In artikel 15, lid 1, aanhef en letter h, van de Wet BRV is bepaald dat onder bij algemene maatregel van bestuur te stellen voorwaarden van belasting is vrijgesteld de verkrijging bij fusie, splitsing en interne reorganisatie. In artikel 5d, lid 1, aanhef en letter b, van het Uitvoeringsbesluit is bepaald dat deze vrijstelling van toepassing is op een verkrijging door een ANBI bij een taakoverdracht tussen twee of meer ANBI’s, indien in het kader daarvan alle activa en passiva die betrekking hebben op de overgedragen taak aan de verkrijgende ANBI worden overgedragen, mits bij de overdracht commerciële factoren geen rol spelen.

2.3.3.

In de Nota van Toelichting bij het Besluit van 23 december 2009 tot wijziging van enige fiscale uitvoeringsbesluiten en enkele andere besluiten is artikel 5d van het Uitvoeringsbesluit, voor zover voor deze zaak van belang, als volgt toegelicht:

“(…)

De voorwaarden uit dit artikel zijn er op gericht dat het vermogen (inclusief eventuele reserves) beschikbaar blijft voor activiteiten in de sfeer van het algemeen nut of voor de verenigingsactiviteiten.

(…)

Bij de juridische fusie of taakoverdracht mogen commerciële factoren geen rol spelen. Dit betekent dat de verdwijnende ANBI’s of verenigingen geen uitkeringen uit hun vermogen mogen doen. Daarnaast mogen zij in geval van een taakoverdracht geen koopsom of andere prestaties bedingen. Een symbolische koopsom van € 1 is hierbij echter wel toegestaan. Het geen rol spelen van commerciële factoren, de eis dat geen koopsom mag worden bedongen, wordt zo ingevuld dat daar geen sprake van is in de situatie waarin op grond van publiekrechtelijke regelgeving een koopsom wordt bedongen ter grootte van ten hoogste de boekwaarde van het overgedragen vermogensbestanddeel.”

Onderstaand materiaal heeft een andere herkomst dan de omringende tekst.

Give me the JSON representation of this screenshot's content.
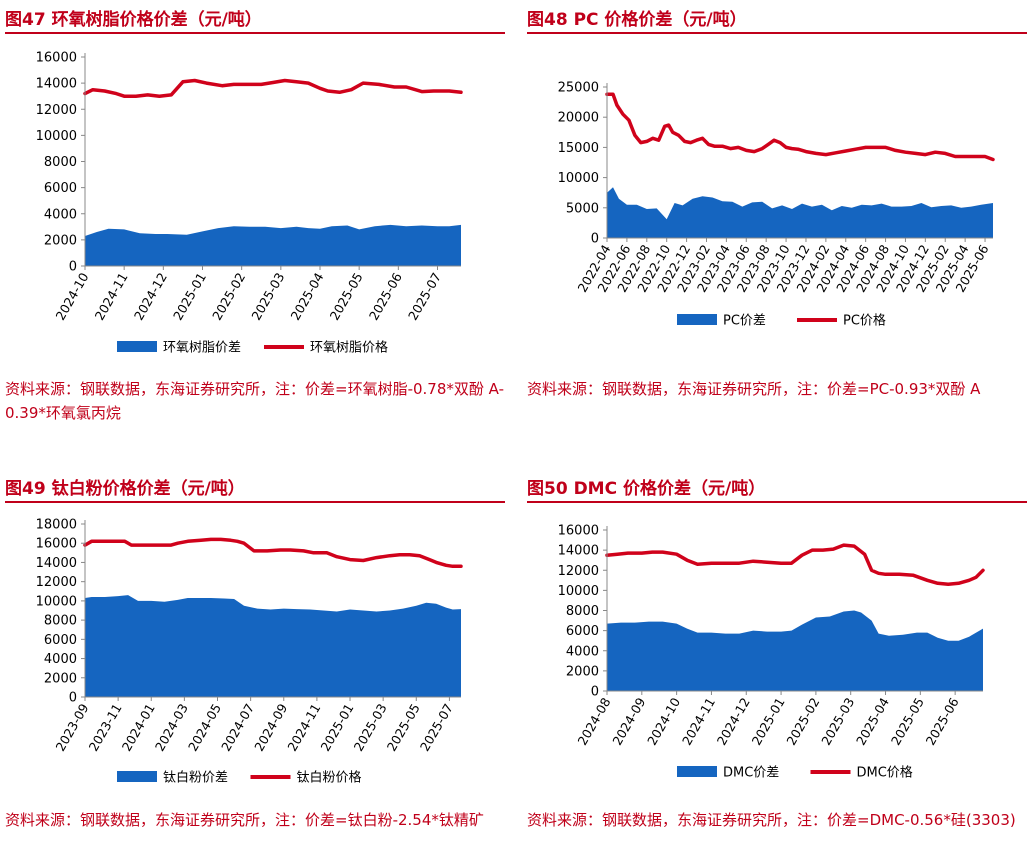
{
  "colors": {
    "accent": "#c0001a",
    "area": "#1565c0",
    "line": "#d0021b"
  },
  "panels": [
    {
      "title": "图47  环氧树脂价格价差（元/吨）",
      "source": "资料来源：钢联数据，东海证券研究所，注：价差=环氧树脂-0.78*双酚 A-0.39*环氧氯丙烷",
      "chart_data": {
        "type": "area",
        "ylim": [
          0,
          16000
        ],
        "yticks": [
          0,
          2000,
          4000,
          6000,
          8000,
          10000,
          12000,
          14000,
          16000
        ],
        "xticks": [
          "2024-10",
          "2024-11",
          "2024-12",
          "2025-01",
          "2025-02",
          "2025-03",
          "2025-04",
          "2025-05",
          "2025-06",
          "2025-07"
        ],
        "xrange": [
          0,
          9.6
        ],
        "series": [
          {
            "name": "环氧树脂价差",
            "kind": "area",
            "x": [
              0,
              0.3,
              0.6,
              1.0,
              1.4,
              1.8,
              2.1,
              2.6,
              3.0,
              3.4,
              3.8,
              4.2,
              4.6,
              5.0,
              5.4,
              5.7,
              6.0,
              6.3,
              6.7,
              7.0,
              7.4,
              7.8,
              8.2,
              8.6,
              9.0,
              9.3,
              9.6
            ],
            "y": [
              2300,
              2600,
              2850,
              2800,
              2500,
              2450,
              2450,
              2400,
              2650,
              2900,
              3050,
              3000,
              3000,
              2900,
              3000,
              2900,
              2850,
              3050,
              3100,
              2800,
              3050,
              3150,
              3050,
              3100,
              3050,
              3050,
              3150
            ]
          },
          {
            "name": "环氧树脂价格",
            "kind": "line",
            "x": [
              0,
              0.2,
              0.5,
              0.8,
              1.0,
              1.3,
              1.6,
              1.9,
              2.2,
              2.5,
              2.8,
              3.1,
              3.5,
              3.8,
              4.1,
              4.5,
              4.8,
              5.1,
              5.4,
              5.7,
              6.0,
              6.2,
              6.5,
              6.8,
              7.1,
              7.5,
              7.9,
              8.2,
              8.6,
              8.9,
              9.3,
              9.6
            ],
            "y": [
              13200,
              13500,
              13400,
              13200,
              13000,
              13000,
              13100,
              13000,
              13100,
              14100,
              14200,
              14000,
              13800,
              13900,
              13900,
              13900,
              14050,
              14200,
              14100,
              14000,
              13600,
              13400,
              13300,
              13500,
              14000,
              13900,
              13700,
              13700,
              13350,
              13400,
              13400,
              13300
            ]
          }
        ],
        "legend": [
          "环氧树脂价差",
          "环氧树脂价格"
        ]
      }
    },
    {
      "title": "图48  PC 价格价差（元/吨）",
      "source": "资料来源：钢联数据，东海证券研究所，注：价差=PC-0.93*双酚 A",
      "chart_data": {
        "type": "area",
        "ylim": [
          0,
          25000
        ],
        "yticks": [
          0,
          5000,
          10000,
          15000,
          20000,
          25000
        ],
        "xticks": [
          "2022-04",
          "2022-06",
          "2022-08",
          "2022-10",
          "2022-12",
          "2023-02",
          "2023-04",
          "2023-06",
          "2023-08",
          "2023-10",
          "2023-12",
          "2024-02",
          "2024-04",
          "2024-06",
          "2024-08",
          "2024-10",
          "2024-12",
          "2025-02",
          "2025-04",
          "2025-06"
        ],
        "xrange": [
          0,
          19.4
        ],
        "series": [
          {
            "name": "PC价差",
            "kind": "area",
            "x": [
              0,
              0.3,
              0.6,
              1.0,
              1.5,
              2.0,
              2.5,
              3.0,
              3.4,
              3.8,
              4.3,
              4.8,
              5.3,
              5.8,
              6.3,
              6.8,
              7.3,
              7.8,
              8.3,
              8.8,
              9.3,
              9.8,
              10.3,
              10.8,
              11.3,
              11.8,
              12.3,
              12.8,
              13.3,
              13.8,
              14.3,
              14.8,
              15.3,
              15.8,
              16.3,
              16.8,
              17.3,
              17.8,
              18.3,
              18.8,
              19.4
            ],
            "y": [
              7500,
              8400,
              6500,
              5500,
              5500,
              4800,
              4900,
              3100,
              5800,
              5400,
              6500,
              6900,
              6700,
              6100,
              6000,
              5200,
              5900,
              6000,
              4900,
              5400,
              4800,
              5700,
              5200,
              5500,
              4600,
              5300,
              5000,
              5500,
              5400,
              5700,
              5200,
              5200,
              5300,
              5800,
              5100,
              5300,
              5400,
              5000,
              5200,
              5500,
              5800
            ]
          },
          {
            "name": "PC价格",
            "kind": "line",
            "x": [
              0,
              0.3,
              0.5,
              0.8,
              1.1,
              1.4,
              1.7,
              2.0,
              2.3,
              2.6,
              2.9,
              3.1,
              3.3,
              3.6,
              3.9,
              4.2,
              4.5,
              4.8,
              5.1,
              5.4,
              5.8,
              6.2,
              6.6,
              7.0,
              7.4,
              7.8,
              8.1,
              8.4,
              8.7,
              9.0,
              9.3,
              9.6,
              10.0,
              10.5,
              11.0,
              11.5,
              12.0,
              12.5,
              13.0,
              13.5,
              14.0,
              14.5,
              15.0,
              15.5,
              16.0,
              16.5,
              17.0,
              17.5,
              18.0,
              18.5,
              19.0,
              19.4
            ],
            "y": [
              23800,
              23800,
              22000,
              20500,
              19500,
              17000,
              15800,
              16000,
              16500,
              16200,
              18500,
              18700,
              17500,
              17000,
              16000,
              15800,
              16200,
              16500,
              15500,
              15200,
              15200,
              14800,
              15000,
              14500,
              14300,
              14800,
              15500,
              16200,
              15800,
              15000,
              14800,
              14700,
              14300,
              14000,
              13800,
              14100,
              14400,
              14700,
              15000,
              15000,
              15000,
              14500,
              14200,
              14000,
              13800,
              14200,
              14000,
              13500,
              13500,
              13500,
              13500,
              13000
            ]
          }
        ],
        "legend": [
          "PC价差",
          "PC价格"
        ]
      }
    },
    {
      "title": "图49  钛白粉价格价差（元/吨）",
      "source": "资料来源：钢联数据，东海证券研究所，注：价差=钛白粉-2.54*钛精矿",
      "chart_data": {
        "type": "area",
        "ylim": [
          0,
          18000
        ],
        "yticks": [
          0,
          2000,
          4000,
          6000,
          8000,
          10000,
          12000,
          14000,
          16000,
          18000
        ],
        "xticks": [
          "2023-09",
          "2023-11",
          "2024-01",
          "2024-03",
          "2024-05",
          "2024-07",
          "2024-09",
          "2024-11",
          "2025-01",
          "2025-03",
          "2025-05",
          "2025-07"
        ],
        "xrange": [
          0,
          11.35
        ],
        "series": [
          {
            "name": "钛白粉价差",
            "kind": "area",
            "x": [
              0,
              0.2,
              0.6,
              1.0,
              1.3,
              1.6,
              2.0,
              2.4,
              2.8,
              3.1,
              3.4,
              3.8,
              4.2,
              4.5,
              4.8,
              5.2,
              5.6,
              6.0,
              6.4,
              6.8,
              7.2,
              7.6,
              8.0,
              8.4,
              8.8,
              9.2,
              9.6,
              10.0,
              10.3,
              10.6,
              10.9,
              11.1,
              11.35
            ],
            "y": [
              10300,
              10400,
              10400,
              10500,
              10600,
              10000,
              10000,
              9900,
              10100,
              10300,
              10300,
              10300,
              10250,
              10200,
              9500,
              9200,
              9100,
              9200,
              9150,
              9100,
              9000,
              8900,
              9100,
              9000,
              8900,
              9000,
              9200,
              9500,
              9800,
              9700,
              9300,
              9100,
              9150
            ]
          },
          {
            "name": "钛白粉价格",
            "kind": "line",
            "x": [
              0,
              0.2,
              0.6,
              1.0,
              1.2,
              1.4,
              1.8,
              2.2,
              2.6,
              2.8,
              3.1,
              3.5,
              3.8,
              4.1,
              4.4,
              4.6,
              4.8,
              5.1,
              5.5,
              5.9,
              6.2,
              6.6,
              6.9,
              7.3,
              7.6,
              8.0,
              8.4,
              8.8,
              9.2,
              9.5,
              9.8,
              10.1,
              10.4,
              10.6,
              10.9,
              11.1,
              11.35
            ],
            "y": [
              15800,
              16200,
              16200,
              16200,
              16200,
              15800,
              15800,
              15800,
              15800,
              16000,
              16200,
              16300,
              16400,
              16400,
              16300,
              16200,
              16000,
              15200,
              15200,
              15300,
              15300,
              15200,
              15000,
              15000,
              14600,
              14300,
              14200,
              14500,
              14700,
              14800,
              14800,
              14700,
              14300,
              14000,
              13700,
              13600,
              13600
            ]
          }
        ],
        "legend": [
          "钛白粉价差",
          "钛白粉价格"
        ]
      }
    },
    {
      "title": "图50  DMC 价格价差（元/吨）",
      "source": "资料来源：钢联数据，东海证券研究所，注：价差=DMC-0.56*硅(3303)",
      "chart_data": {
        "type": "area",
        "ylim": [
          0,
          16000
        ],
        "yticks": [
          0,
          2000,
          4000,
          6000,
          8000,
          10000,
          12000,
          14000,
          16000
        ],
        "xticks": [
          "2024-08",
          "2024-09",
          "2024-10",
          "2024-11",
          "2024-12",
          "2025-01",
          "2025-02",
          "2025-03",
          "2025-04",
          "2025-05",
          "2025-06"
        ],
        "xrange": [
          0,
          10.8
        ],
        "series": [
          {
            "name": "DMC价差",
            "kind": "area",
            "x": [
              0,
              0.4,
              0.8,
              1.2,
              1.6,
              2.0,
              2.3,
              2.6,
              3.0,
              3.4,
              3.8,
              4.2,
              4.6,
              5.0,
              5.3,
              5.6,
              6.0,
              6.4,
              6.8,
              7.1,
              7.3,
              7.6,
              7.8,
              8.1,
              8.5,
              8.9,
              9.2,
              9.5,
              9.8,
              10.1,
              10.4,
              10.8
            ],
            "y": [
              6700,
              6800,
              6800,
              6900,
              6900,
              6700,
              6200,
              5800,
              5800,
              5700,
              5700,
              6000,
              5900,
              5900,
              6000,
              6600,
              7300,
              7400,
              7900,
              8000,
              7800,
              7000,
              5700,
              5500,
              5600,
              5800,
              5800,
              5300,
              5000,
              5000,
              5400,
              6200
            ]
          },
          {
            "name": "DMC价格",
            "kind": "line",
            "x": [
              0,
              0.3,
              0.6,
              1.0,
              1.3,
              1.6,
              2.0,
              2.3,
              2.6,
              3.0,
              3.4,
              3.8,
              4.2,
              4.6,
              5.0,
              5.3,
              5.6,
              5.9,
              6.2,
              6.5,
              6.8,
              7.1,
              7.4,
              7.6,
              7.8,
              8.0,
              8.4,
              8.8,
              9.2,
              9.5,
              9.8,
              10.1,
              10.4,
              10.6,
              10.8
            ],
            "y": [
              13500,
              13600,
              13700,
              13700,
              13800,
              13800,
              13600,
              13000,
              12600,
              12700,
              12700,
              12700,
              12900,
              12800,
              12700,
              12700,
              13500,
              14000,
              14000,
              14100,
              14500,
              14400,
              13600,
              12000,
              11700,
              11600,
              11600,
              11500,
              11000,
              10700,
              10600,
              10700,
              11000,
              11300,
              12000
            ]
          }
        ],
        "legend": [
          "DMC价差",
          "DMC价格"
        ]
      }
    }
  ]
}
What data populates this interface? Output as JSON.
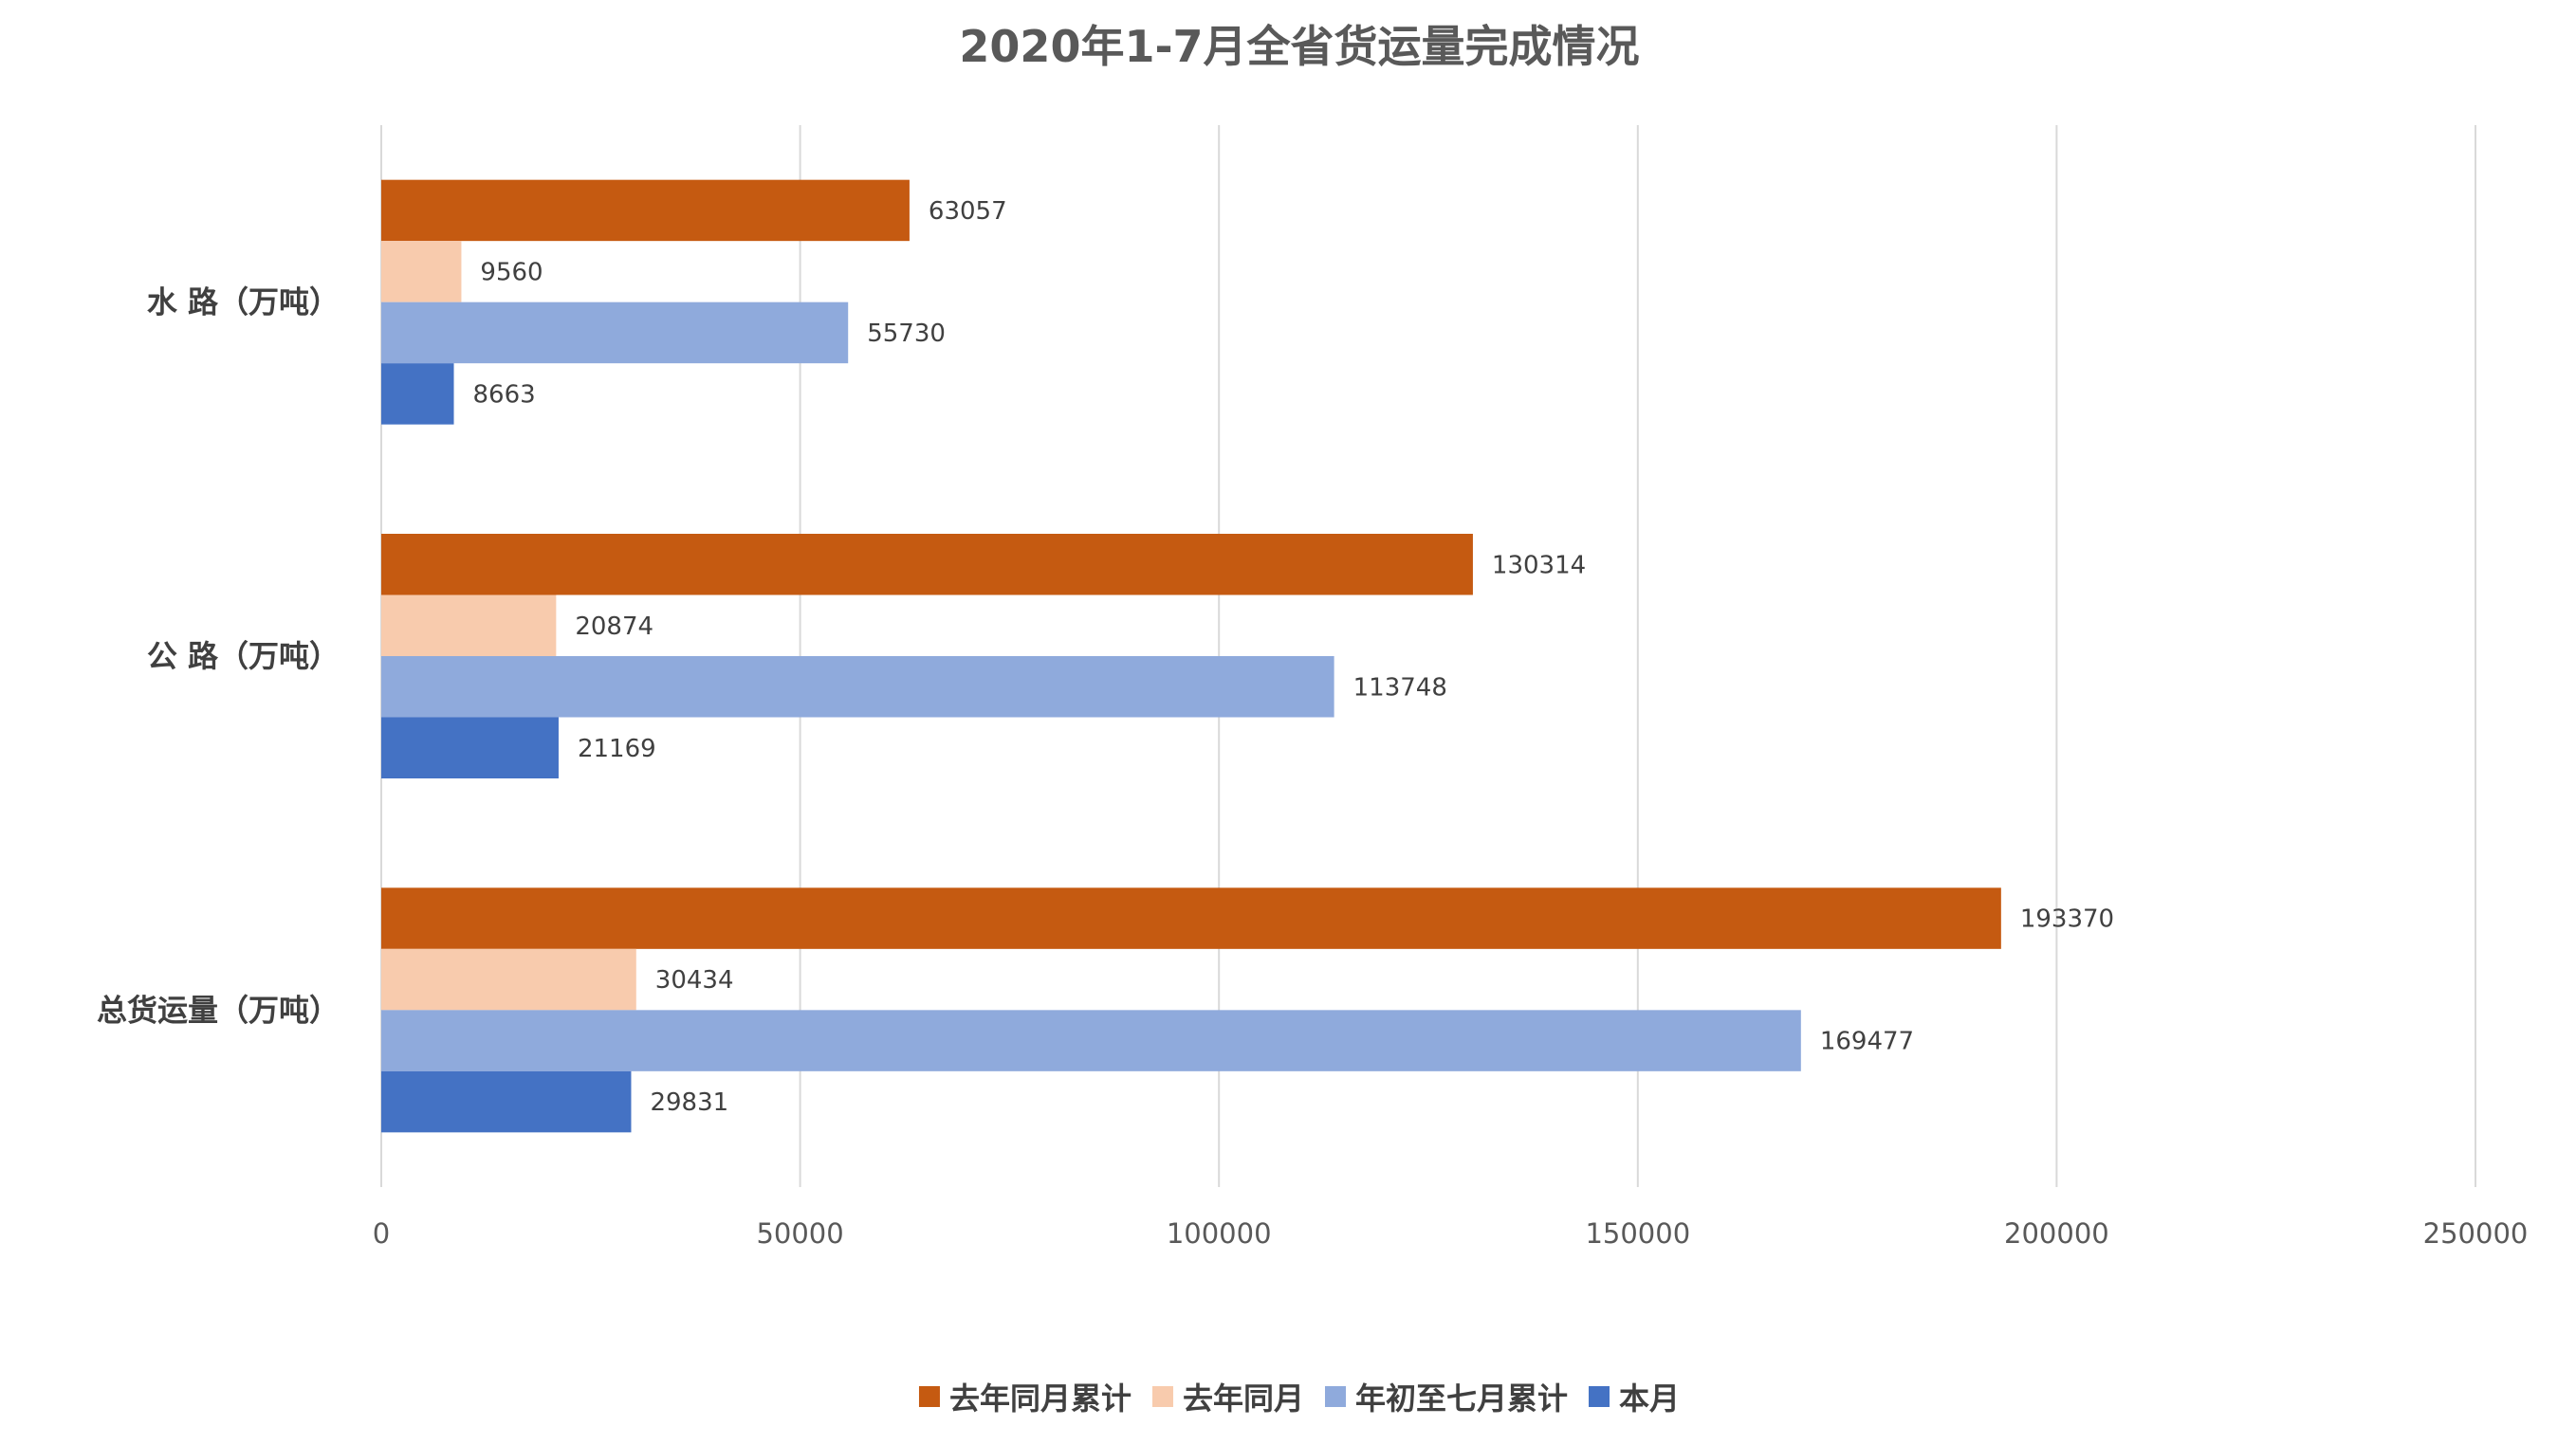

(Stb. 2009, 615, blz. 49 en 50)

2.3.4.

Anders dan het middel betoogt kan hieruit niet worden afgeleid dat de besluitgever voor de toepassing van artikel 5d, lid 1, aanhef en letter b, van het Uitvoeringsbesluit van belang heeft geacht de omstandigheid dat de koopsom van een onroerende zaak mede betrekking heeft op de daarin schuilende (stille) reserves, zodat die reserves beschikbaar blijven voor activiteiten van algemeen nut van de overdragende ANBI. In zoverre faalt het middel.

2.4.

De middelen kunnen voor het overige niet tot cassatie leiden. Dit behoeft, gezien artikel 81, lid 1, van de Wet op de rechterlijke organisatie, geen nadere motivering nu het middel niet noopt tot beantwoording van rechtsvragen in het belang van de rechtseenheid of rechtsontwikkeling.

3 Proceskosten

De Hoge Raad ziet geen aanleiding voor een veroordeling in de proceskosten.